Новая жизнь поставила перед людьми новые проблемы: надо было получать гражданство, надо было натурализоваться, заполнять бесчисленные бумаги, стоять в очередях, сдавать экзамены… Конечно, можно было оскорбиться, отчаяться, в конце концов, плюнуть и куда-нибудь уехать. Но разве это не они сами боролись за новую Эстонию? Разве не стоял Эльмар с маленьким Андресом на руках в той знаменитой на весь мир людской цепочке протеста, что протянулась по дорогам трех тогда еще советских республик, с требованием выхода из СССР? Разве не дали они своим сыновьям эстонские имена, имена их Родины? Все испытать вместе со страной, которую ты называешь своей, – тоже акт гражданского мужества.
А мальчики вырастут, будут жить в европейском государстве (хочется надеяться, что Европа не задушит Эстонию в своих объятиях, когда та вступит в ЕС). Будут учиться в Тартуском университете или в Сорбонне, как пожелают. А тот август (20 августа в Эстонии – День независимости), тот родительский выбор, те сомнения, надежды, драмы останутся для них всего лишь страницей в учебнике истории. И куда она – история – двинется дальше, не перерастет ли чувство национального ущемления в национальное самодовольство, будет уже зависеть от них и их сверстников.
Час прощания
Мы же возвращаемся в свою азиатскую неразбериху. Самый европейский город России, как любит себя величать Петербург, не так уж далеко ушел от остальной территории. Все те же грязные подъезды, выщербленные тротуары, невеселые, озабоченные лица…
Одно время казалось, что уже все по-другому и к прежнему возврата больше нет. Но разве – нет? Если я, например, назову здесь одно имя, имевшее отношение к той давней истории с рассказом ныне покойного Голявкина, никто в Петербурге не решится опубликовать мои заметки. Кстати сказать, почти все фигуранты литературно-политического курьеза уже на том свете: и Голявкин, вовсе не помышлявший о пасквиле на Брежнева, и сам Брежнев, и главный редактор «Авроры»… Но некоторые партийно-комсомольские бонзы, затеявшие тот скандальный фарс, не просто живы, а очень живы и снова рулят страной. Я же, наверное, должна быть им даже благодарна, ведь это они вынудили меня уехать в Хаапсалу и начать «другую, непонятную жизнь».

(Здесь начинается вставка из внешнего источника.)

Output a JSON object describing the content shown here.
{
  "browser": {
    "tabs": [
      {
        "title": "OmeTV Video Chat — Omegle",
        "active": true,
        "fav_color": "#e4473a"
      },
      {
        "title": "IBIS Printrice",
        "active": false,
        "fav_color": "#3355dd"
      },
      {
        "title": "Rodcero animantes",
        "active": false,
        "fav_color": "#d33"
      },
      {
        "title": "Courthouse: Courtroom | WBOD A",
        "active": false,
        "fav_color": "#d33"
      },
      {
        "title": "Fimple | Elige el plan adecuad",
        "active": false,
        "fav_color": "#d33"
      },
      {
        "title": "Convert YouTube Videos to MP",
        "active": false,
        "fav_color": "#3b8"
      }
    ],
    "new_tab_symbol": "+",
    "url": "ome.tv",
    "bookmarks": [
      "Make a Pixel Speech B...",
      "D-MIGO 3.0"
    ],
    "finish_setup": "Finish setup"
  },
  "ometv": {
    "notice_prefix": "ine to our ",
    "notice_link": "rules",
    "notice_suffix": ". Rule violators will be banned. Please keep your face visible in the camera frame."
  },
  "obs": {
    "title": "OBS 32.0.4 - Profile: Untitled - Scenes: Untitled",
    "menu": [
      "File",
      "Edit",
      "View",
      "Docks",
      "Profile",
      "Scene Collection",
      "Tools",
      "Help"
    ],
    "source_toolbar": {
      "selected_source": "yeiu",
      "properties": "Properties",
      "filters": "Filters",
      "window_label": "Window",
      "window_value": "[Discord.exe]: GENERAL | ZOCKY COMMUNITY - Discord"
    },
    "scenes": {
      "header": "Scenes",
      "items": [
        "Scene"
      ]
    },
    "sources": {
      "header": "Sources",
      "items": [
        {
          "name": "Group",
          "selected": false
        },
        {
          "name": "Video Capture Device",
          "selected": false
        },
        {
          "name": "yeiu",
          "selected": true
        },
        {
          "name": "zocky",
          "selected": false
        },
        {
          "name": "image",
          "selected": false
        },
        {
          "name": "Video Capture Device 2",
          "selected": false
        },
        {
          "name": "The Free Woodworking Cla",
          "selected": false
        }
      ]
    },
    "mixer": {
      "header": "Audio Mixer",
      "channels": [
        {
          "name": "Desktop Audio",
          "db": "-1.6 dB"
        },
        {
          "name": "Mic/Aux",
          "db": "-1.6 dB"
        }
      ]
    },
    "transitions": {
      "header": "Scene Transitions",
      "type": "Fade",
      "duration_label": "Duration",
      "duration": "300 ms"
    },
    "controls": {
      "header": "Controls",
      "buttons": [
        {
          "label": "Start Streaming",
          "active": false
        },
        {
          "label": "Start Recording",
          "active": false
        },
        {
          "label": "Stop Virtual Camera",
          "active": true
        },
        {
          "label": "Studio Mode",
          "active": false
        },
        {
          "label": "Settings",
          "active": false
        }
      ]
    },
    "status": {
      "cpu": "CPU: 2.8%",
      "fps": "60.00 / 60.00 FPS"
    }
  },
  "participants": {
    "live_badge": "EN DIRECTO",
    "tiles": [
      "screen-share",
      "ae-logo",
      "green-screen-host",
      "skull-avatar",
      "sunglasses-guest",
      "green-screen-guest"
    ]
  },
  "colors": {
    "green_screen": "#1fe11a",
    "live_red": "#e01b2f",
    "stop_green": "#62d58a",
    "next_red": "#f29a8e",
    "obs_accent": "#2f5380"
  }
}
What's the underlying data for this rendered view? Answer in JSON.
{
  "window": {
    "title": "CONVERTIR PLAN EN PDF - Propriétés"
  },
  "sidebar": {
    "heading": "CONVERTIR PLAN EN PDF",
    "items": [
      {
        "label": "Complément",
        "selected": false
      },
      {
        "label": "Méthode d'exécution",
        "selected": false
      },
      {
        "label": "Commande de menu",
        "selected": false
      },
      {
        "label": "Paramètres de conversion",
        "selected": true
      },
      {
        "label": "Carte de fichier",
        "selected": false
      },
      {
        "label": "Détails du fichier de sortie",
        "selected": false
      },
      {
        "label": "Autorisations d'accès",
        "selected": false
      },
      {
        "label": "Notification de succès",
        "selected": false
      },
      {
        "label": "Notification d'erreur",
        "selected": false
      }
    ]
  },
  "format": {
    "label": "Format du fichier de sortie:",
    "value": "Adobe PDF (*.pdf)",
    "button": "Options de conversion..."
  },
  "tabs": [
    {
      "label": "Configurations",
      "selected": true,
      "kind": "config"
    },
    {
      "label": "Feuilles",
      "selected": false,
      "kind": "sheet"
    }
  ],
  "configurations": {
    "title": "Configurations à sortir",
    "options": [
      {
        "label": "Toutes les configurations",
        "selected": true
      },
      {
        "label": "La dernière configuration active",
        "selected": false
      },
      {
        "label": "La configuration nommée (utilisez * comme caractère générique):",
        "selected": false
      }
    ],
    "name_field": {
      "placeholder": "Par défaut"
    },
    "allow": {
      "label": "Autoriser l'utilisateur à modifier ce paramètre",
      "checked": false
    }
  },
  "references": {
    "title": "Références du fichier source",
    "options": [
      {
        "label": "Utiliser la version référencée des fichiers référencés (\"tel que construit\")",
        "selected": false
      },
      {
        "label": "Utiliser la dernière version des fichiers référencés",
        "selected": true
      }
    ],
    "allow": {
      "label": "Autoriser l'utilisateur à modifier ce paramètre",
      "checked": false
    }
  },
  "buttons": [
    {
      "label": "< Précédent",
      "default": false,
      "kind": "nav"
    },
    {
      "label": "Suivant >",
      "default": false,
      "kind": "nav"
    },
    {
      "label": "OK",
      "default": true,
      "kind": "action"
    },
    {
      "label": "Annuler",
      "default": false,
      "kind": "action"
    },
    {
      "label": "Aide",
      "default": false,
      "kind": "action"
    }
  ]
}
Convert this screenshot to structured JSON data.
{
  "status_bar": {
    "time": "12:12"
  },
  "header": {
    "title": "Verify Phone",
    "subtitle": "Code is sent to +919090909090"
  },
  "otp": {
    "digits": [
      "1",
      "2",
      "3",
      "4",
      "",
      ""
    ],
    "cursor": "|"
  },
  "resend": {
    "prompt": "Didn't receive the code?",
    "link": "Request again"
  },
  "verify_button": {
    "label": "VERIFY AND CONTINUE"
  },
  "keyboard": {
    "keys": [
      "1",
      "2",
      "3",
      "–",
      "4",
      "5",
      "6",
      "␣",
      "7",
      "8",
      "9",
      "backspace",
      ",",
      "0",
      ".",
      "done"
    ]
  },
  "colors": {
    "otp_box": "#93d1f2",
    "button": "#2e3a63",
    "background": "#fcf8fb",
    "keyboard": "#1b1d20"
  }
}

До свидания, Хаапсалу! Мне трудно выговорить «прощай». До свидания, аисты и шпили, и черепичные крыши, и таллинская Ратушная площадь, и улица Виру… Радуга – хороший знак. Пусть он и будет таким для Наташи и Эльмара и их мальчиков, для Яака и Юты, для всей Эстонии, которой кланяюсь низко-низко, до земли.
* * *
Я понять тебя хочу,
Смысла я в тебе ищу…
А. Пушкин
Как понять новую жизнь, находясь внутри нахлынувших на всех нас событий? Перестройка! Что это, как это? – спрашивали друг у друга. «Начните с себя», – твердит Горбачев. Ничего себе совет. Мы-то давным-давно «начали с себя». А что дальше?
Август 1991-го все расставляет по местам. Всё и всех. С каким восторгом мы (спортивная редакция) бежали по Фонтанке к Невскому, уже запруженному народом, и вместе со всеми – на Дворцовую. «Уронили Мишку на пол, оторвали Мишке лапу, – скандирует шеренга молодых ребят. – Все равно его не брошу…»
Всем понятно: Мишка – это Горбачев, узник Фороса.
А на Дворцовой – Собчак и море людей. Где-то здесь и Борис, и Марина…
«Ты был на Дворцовой?» – главный вопрос тех дней.
И вот уже все меняется – нет цензуры, нет обкома, никаких прежних пут. Вольница!
Но сразу же встает грозный вопрос: где брать деньги? Совершенно новые возникают проблемы: кому принадлежит газета, кому – магазин или вот – парикмахерская? В моей «родной» парикмахерской – настоящая буча: соглашаться или нет на предложение начальства. Начальство еще не упразднено, но то, что оно предлагает, принять трудно, потому что непривычно, пугает. Те, кто тогда не испугались, рискнул, нынче отдыхают на Канарах (если, конечно, остались живы после всяких разборок-перестрелок). Остальные и в новой жизни живут по-старому.
Перейти на подряд?
Всех пугало слово «подряд». Жили, слава богу, без подряда. Неужели и дальше не проживем?
– Глупости! – отвечала Римма. – Вы газеты читаете? Прямо несовременные люди!
Еще года не прошло, как умерла Люся. Уже без нее случилась эта история с Ниной. А тут переходи на подряд! Будет когда-нибудь, наконец, покой?
Первой по утрам приходит Нина, она открывает парикмахерскую, включает свет, переодевается в пустой раздевалке, называемой подсобкой, и садится в кухне покурить. Эти первые тихие минуты самые лучшие. Весь день колготня, галдеж, недовольные дамы, а сейчас никого, тишина.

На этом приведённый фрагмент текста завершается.